Any vocation begins with a feeling. I see a girl, I feel an attraction. I encounter Christ mediated through a priest,I'm attracted to his way of life. I encounter Christ through an experience of religious brothers, I feel an attraction to their manner of life. So, I follow my feelings. I talk to the girl, I discern the priesthood, I discern religious life. Mind you, this is all still very subjective. I've got no problem with a vocation director telling someone that they don't have a vocation to this or that particular Order at this point of discernment. But, this is very different than definitively telling someone they don't have a vocation to an objective state of life at all. This isn't something that an individual of a community can simply determine.

This is one of the problem with marriage today. We don't consult the families when we want confirmation of our percieved vocation to marriage. Men who feel called to the priesthood must have that call confirmed by their local Diocese and those responsible for his formation. But, even this is generally limited to a vocation to the priesthood in that particular Diocese. Unless there is some objective reason, the young man is free to seek the priesthood under the care of another Bishop. Likewise, a religious community can't determine out-right if a person isn't called to some form of consecrated life. They only have the authority and knowledge to determine if a person has a vocation to their own way of life. That's it. That's all.

A vocations director making a claim larger than suggesting the petitioner isn't called to their own community is an injustice to the petitioner and the potential community the petitioner might be suited to enter.

This is a brand new form of vocational contraception.

Vocations directors aren't their to make sweeping universal statements about the call that God has given to an individual. They are there to help you refine what you are experiencing. They are there to be a first line of discernment for the community.

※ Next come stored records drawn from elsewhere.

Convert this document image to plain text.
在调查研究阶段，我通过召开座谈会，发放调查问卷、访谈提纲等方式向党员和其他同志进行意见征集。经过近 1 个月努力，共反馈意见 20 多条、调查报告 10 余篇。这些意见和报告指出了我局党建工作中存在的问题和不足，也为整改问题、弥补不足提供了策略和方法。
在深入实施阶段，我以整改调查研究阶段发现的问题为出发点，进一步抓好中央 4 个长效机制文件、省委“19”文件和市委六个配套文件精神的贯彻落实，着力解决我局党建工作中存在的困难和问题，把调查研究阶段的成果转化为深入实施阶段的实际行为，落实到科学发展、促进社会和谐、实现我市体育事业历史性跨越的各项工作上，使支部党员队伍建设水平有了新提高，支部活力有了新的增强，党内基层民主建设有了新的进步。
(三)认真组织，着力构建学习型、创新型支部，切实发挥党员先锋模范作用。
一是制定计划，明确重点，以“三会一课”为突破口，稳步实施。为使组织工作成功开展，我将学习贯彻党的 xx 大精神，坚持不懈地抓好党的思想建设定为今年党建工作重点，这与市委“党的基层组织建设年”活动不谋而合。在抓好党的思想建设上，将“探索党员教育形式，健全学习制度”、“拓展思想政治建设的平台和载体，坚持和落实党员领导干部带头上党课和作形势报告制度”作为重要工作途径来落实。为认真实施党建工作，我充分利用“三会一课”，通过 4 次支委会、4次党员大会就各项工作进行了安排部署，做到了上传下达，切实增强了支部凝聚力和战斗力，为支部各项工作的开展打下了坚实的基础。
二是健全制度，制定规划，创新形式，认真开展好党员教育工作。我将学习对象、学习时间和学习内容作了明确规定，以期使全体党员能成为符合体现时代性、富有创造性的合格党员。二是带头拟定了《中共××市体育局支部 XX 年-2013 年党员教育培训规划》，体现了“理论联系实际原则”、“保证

They can't speak for other communities, they don't know, with absolute certainty, the will of God for you. That's not their job. That is the job of the Holy Spirit working through the particular community that you are considering.

What this vocation director did to these young women was essentially the same as a young man telling a young woman that she wasn't called to marriage because he didn't feel called to marry her. It's absurd, irrational, and just plain wrong.